Lunate flat bug

Aradidae, Mezirinae, Dysodius lunatus.

The extraordinarily depressed shape of this bug (fig. 8.2d) and its family relatives constitute an adaptation primarily for life on or under the bark of dead trees. These bugs also possess tremendously long (maxillary) stylets for sucking the juices of fungi that grow well in their habitat. These structures are coiled up within the head when not in use.

The integument is fluted, scored, tu-berculate, and very coarsely roughened, which, with its somber colors, gives the insect such a resemblance to the substrata of lichens, eroded wood, and such mottled surfaces that it is not easily seen. Specimens are usually found exposed on the bark of trees but are detected with difficulty because of their cryptic form and color (Silberglied and Aiello 1980).

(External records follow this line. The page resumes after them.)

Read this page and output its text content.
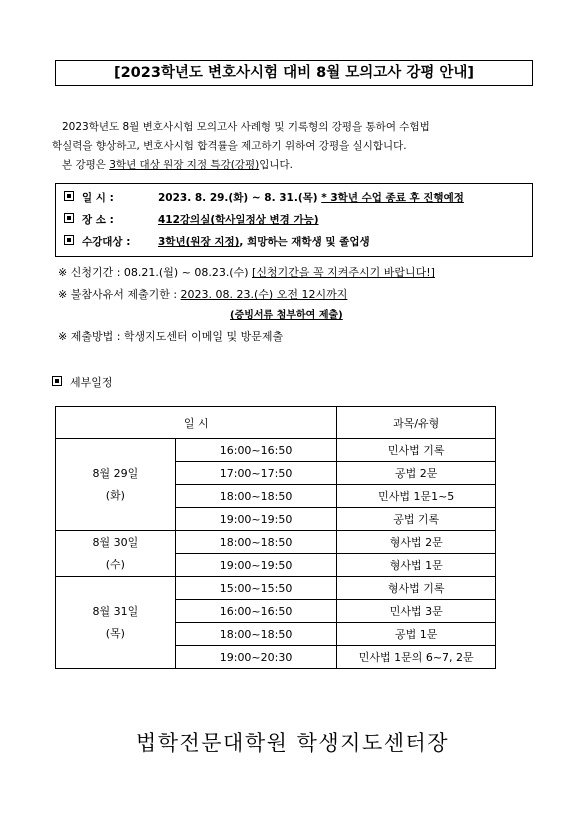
[2023학년도 변호사시험 대비 8월 모의고사 강평 안내]

2023학년도 8월 변호사시험 모의고사 사례형 및 기록형의 강평을 통하여 수험법

학실력을 향상하고, 변호사시험 합격률을 제고하기 위하여 강평을 실시합니다.

본 강평은 3학년 대상 원장 지정 특강(강평)입니다.

일 시 :	2023. 8. 29.(화) ~ 8. 31.(목) * 3학년 수업 종료 후 진행예정
장 소 :	412강의실(학사일정상 변경 가능)
수강대상 :	3학년(원장 지정), 희망하는 재학생 및 졸업생
※ 신청기간 : 08.21.(월) ~ 08.23.(수) [신청기간을 꼭 지켜주시기 바랍니다!]
※ 불참사유서 제출기한 : 2023. 08. 23.(수) 오전 12시까지
(증빙서류 첨부하여 제출)
※ 제출방법 : 학생지도센터 이메일 및 방문제출
세부일정
일 시		과목/유형

8월 29일
(화)	16:00~16:50	민사법 기록
	17:00~17:50	공법 2문
	18:00~18:50	민사법 1문1~5
	19:00~19:50	공법 기록

8월 30일
(수)	18:00~18:50	형사법 2문
	19:00~19:50	형사법 1문

8월 31일
(목)	15:00~15:50	형사법 기록
	16:00~16:50	민사법 3문
	18:00~18:50	공법 1문
	19:00~20:30	민사법 1문의 6~7, 2문
법학전문대학원 학생지도센터장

This species is the best-known representative of 472 species of Aradidae in the Neotropics (Kormilev and Froeschner 1987, Usinger and Matsuda 1959). It is very large by family standards (BL to 15 mm) and has scallops on the margins of the abdomen and the sides of the prothorax, the latter greatly produced anteriorly as broad, platelike lobes, rounded on the outer margins and extending forward well beyond the level of the eyes. Adults have complete wings.

References

Kormilev, N. A., and R. C. Froeschner. 1987. Flat bugs of the world: A synonymic list (Heteroptera: Aradidae). Entomography, Sacramento. Silberglied, R., and A. Aiello. 1980. Camouflage by integumentary wetting in bark bugs. Science 207: 773-775. Usinger, R. L., and R. Matsuda. 1959. Classification of the Aradidae (Hemiptera-Heterop-tera). Brit. Mus. Nat. Hist., London.